Ce Mouvement que nous avons nommé Mouvement pour une Organisation Mondiale de l'Agriculture (momagri) ne s'oppose ni à l'OMC, ni à la réforme de la PAC.

momagri s'inscrit dans la perspective de rendre complémentaires des objectifs a priori difficilement compatibles :

 

> la lutte contre la pauvreté dont les termes sont décrits par le Millenium Round,
> la libéralisation des échanges visés par les accords de Doha,
> la préférence communautaire et le développement durable des territoires dans le cadre de la politique agricole européenne.

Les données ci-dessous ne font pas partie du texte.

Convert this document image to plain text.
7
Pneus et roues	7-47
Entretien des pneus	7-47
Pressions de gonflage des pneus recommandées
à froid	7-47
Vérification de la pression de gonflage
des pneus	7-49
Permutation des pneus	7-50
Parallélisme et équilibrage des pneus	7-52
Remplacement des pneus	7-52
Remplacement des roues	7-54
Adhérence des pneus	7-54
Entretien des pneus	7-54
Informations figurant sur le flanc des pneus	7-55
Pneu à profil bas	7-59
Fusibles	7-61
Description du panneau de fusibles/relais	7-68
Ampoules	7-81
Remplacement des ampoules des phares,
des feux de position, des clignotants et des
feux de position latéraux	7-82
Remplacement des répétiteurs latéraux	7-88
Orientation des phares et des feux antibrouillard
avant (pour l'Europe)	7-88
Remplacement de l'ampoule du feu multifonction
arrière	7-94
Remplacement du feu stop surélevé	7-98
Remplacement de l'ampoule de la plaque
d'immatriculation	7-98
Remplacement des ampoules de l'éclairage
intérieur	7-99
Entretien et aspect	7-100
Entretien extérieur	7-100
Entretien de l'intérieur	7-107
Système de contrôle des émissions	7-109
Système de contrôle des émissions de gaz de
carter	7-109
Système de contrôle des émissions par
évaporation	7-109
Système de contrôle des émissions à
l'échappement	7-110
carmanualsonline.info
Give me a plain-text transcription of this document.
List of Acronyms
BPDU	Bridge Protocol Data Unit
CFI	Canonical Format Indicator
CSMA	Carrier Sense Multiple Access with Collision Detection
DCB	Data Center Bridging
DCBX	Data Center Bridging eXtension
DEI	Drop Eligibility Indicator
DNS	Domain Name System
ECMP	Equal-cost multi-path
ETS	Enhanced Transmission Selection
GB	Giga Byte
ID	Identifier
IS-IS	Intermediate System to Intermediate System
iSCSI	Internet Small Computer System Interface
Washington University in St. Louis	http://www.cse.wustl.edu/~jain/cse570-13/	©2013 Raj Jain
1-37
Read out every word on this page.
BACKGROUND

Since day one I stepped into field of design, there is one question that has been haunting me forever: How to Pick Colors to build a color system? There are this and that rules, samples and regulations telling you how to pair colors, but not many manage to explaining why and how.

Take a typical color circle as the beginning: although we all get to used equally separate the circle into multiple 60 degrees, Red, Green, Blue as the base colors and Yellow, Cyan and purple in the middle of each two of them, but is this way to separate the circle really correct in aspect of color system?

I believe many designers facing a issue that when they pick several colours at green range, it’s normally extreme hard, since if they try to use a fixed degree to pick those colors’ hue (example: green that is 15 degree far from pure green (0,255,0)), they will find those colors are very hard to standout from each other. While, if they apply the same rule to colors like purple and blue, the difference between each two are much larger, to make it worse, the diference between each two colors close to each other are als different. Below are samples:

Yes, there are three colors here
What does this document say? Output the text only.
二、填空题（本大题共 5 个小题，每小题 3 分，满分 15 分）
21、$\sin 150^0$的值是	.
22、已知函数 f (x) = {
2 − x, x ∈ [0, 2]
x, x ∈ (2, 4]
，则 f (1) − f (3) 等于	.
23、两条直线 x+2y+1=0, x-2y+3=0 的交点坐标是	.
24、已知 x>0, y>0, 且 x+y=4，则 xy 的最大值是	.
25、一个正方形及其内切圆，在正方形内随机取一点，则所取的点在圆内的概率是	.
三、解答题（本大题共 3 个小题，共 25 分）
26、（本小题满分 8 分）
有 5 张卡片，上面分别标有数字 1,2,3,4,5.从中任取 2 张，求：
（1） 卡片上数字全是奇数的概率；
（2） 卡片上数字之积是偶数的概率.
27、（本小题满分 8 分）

momagri se situe donc à la croisée des défis de l'avenir là où il est urgent de développer une coopération internationale pour sortir des blocages actuels. À cet effet :

 

> Il s'appuiera sur une association internationale qui fédèrera le plus grand nombre d'acteurs et de décideurs autour des principes que nous souhaitons défendre et qui aura pour mission de sensibiliser l'opinion publique à l'importance stratégique de l'agriculture.

> Il créera un nouveau modèle économique, le modèle NRA, selon une approche de « théorie des jeux » qui permettra de modéliser le secteur agricole de manière plus satisfaisante que ne le font les modèles actuels parce que la spécificité de l'agriculture et l'ensemble des interactions avec les autres secteurs économiques doivent absolument être pris en compte.

> Il confiera à une agence internationale d'évaluation et de notation, l'Agence NRA, la mission de dégager en permanence une information pertinente sur laquelle les décisions politiques et les choix internationaux pourront s'appuyer : prix régulés, niveau des stocks, développement durable, lutte contre le dumping social, respect de l'environnement,...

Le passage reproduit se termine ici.